Chen Ding- hsiang, 45, whose wife went missing on August 7, told Bloomberg News: “Every time there is an earthquake, typhoon or natural disaster, we have to be worried for our lives,” said. “Why is it that the government always closes roads and bridges after they have collapsed?”
Public anger increased when one soldier revealed that his unit was the only one in southern Taiwan that had the heavy equipment required for relief efforts. But four days after the typhoon struck, his unit had not yet been mobilised for relief operations.

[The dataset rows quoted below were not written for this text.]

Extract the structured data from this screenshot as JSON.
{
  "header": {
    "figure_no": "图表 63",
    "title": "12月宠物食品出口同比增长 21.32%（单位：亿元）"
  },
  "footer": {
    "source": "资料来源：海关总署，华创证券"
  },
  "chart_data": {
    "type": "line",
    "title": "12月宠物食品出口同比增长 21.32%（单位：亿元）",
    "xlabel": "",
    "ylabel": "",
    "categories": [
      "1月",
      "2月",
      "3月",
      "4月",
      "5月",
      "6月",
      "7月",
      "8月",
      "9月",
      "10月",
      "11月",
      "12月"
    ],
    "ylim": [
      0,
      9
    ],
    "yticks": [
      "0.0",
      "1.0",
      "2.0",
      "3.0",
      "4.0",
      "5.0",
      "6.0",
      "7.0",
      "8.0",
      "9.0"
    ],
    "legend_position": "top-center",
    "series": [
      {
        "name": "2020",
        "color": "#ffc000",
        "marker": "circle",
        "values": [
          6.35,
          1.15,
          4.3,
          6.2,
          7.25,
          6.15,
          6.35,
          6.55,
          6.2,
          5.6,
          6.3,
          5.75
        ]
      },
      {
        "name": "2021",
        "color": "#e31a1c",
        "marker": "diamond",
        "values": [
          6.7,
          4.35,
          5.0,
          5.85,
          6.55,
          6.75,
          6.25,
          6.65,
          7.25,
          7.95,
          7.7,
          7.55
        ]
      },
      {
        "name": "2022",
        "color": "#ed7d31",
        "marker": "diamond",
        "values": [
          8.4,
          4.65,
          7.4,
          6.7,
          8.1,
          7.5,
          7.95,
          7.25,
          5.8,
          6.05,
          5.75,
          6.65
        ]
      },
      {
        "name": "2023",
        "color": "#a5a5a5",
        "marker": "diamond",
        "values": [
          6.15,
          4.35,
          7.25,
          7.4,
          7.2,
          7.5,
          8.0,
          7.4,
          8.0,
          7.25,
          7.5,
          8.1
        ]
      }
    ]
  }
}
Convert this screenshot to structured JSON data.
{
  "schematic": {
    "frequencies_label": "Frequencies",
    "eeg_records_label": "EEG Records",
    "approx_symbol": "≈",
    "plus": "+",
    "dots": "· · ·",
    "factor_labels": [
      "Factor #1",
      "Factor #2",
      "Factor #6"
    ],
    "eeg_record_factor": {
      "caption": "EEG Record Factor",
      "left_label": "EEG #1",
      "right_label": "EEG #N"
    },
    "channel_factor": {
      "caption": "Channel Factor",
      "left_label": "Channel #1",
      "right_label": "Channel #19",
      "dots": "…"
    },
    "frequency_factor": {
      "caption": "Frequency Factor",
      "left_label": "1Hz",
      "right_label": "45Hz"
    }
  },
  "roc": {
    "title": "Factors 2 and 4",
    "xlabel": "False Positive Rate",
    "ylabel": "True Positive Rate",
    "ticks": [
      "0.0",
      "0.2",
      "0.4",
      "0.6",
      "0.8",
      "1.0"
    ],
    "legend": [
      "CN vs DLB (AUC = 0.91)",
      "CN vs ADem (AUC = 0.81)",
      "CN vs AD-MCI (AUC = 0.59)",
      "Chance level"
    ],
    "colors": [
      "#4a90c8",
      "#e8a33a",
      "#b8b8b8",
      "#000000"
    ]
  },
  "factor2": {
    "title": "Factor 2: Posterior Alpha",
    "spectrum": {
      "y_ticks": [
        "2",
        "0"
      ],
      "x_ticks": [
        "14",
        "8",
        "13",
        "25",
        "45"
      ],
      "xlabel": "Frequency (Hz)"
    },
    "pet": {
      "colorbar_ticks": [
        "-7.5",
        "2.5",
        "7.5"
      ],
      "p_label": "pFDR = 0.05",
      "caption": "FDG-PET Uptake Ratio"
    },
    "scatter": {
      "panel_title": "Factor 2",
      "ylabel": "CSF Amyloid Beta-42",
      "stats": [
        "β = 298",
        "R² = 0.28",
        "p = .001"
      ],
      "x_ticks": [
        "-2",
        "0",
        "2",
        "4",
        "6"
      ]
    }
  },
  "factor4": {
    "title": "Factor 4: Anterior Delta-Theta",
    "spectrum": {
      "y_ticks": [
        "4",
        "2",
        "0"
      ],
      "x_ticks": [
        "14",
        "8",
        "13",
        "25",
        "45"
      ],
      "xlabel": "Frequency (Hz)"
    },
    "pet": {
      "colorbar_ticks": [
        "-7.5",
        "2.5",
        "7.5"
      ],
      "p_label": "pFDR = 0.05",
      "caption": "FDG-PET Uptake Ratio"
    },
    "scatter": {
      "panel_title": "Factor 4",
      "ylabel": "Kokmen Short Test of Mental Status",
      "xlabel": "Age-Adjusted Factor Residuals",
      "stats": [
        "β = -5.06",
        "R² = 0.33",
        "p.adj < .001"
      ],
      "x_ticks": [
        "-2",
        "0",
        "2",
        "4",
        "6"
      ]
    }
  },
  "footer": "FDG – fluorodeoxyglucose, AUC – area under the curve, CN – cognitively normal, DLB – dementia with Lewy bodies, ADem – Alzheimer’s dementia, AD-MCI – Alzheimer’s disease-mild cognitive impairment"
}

The defence ministry responded by insisting that despite the desire of troops to help survivors, they should strictly follow central government orders.
Ma issued a series of apologetic statements in southern Taiwan, the worst affected part of the island, fearful that the opposition Democratic Progressive Party (DPP), which has substantial support in the area, would whip up anti-KMT sentiment. But the DPP is equally culpable for the grossly inadequate emergency response, having failed to establish effective disaster measures during its rule from 2000 to 2008.
A Taipei Times editorial on August 14 attacked Ma’s leadership as “incompetent”. It noted that international experts who studied the massive 1999 earthquake warned that the country’s emergency response was characterised by poor communications, no central command, lack of cooperation between government and the military, and various medical logistics problems that required immediate government attention.
Fearful that popular hostility against the government, and its DPP predecessor, could escalate out of control, the Taipei Times warned: “It would be preferable to say that discussion of political fallout from this disaster should wait until all victims are out of harm’s way.”
In the aftermath of the September 1999 earthquake the Taiwan government immediately mobilised 15,000 troops and other emergency personnel in rescue operations. International aid was received within three days of the quake.
According to Taiwan News Online, one reason why Ma refused to issue an immediate call for international assistance following Typhoon Morakot because he feared that allowing US or Japanese emergency workers or even military rescue teams in Taiwan would strain his policy of “reconciliation” with Beijing. Ma wants to sign a free trade deal with China in order to economically fully integrate with the mainland.
Typhoon Morakot will impact on the country’s export-led economy, already battered by the global financial crisis. Taiwan’s exports fell 24.4 percent in July from the same period last year, after June’s 30.4 percent drop. In the first quarter, Taiwan’s GDP growth recorded an unprecedented annualised 10 percent contraction.
Taiwan’s Council of Agriculture estimates that 27 percent of farmland crops were destroyed by Typhoon Morakot, including over 5,600 hectares of bananas. More than 6,000 hectares of fish farms were badly affected, along with the destruction of 5.31 million chickens, 922,000 ducks and 101,802 pigs. This has already translated into rising prices, with Taipei’s Market Administration Office reporting on Thursday that city residents may have to pay 20-40 percent more for vegetables and fruit during the next month.
According to current estimates, the overall damage bill will be over $US900 million and reconstruction costs are estimated to be at least $3.6 billion, even higher than Typhoon Herbert in 1996 and the 1999 earthquake.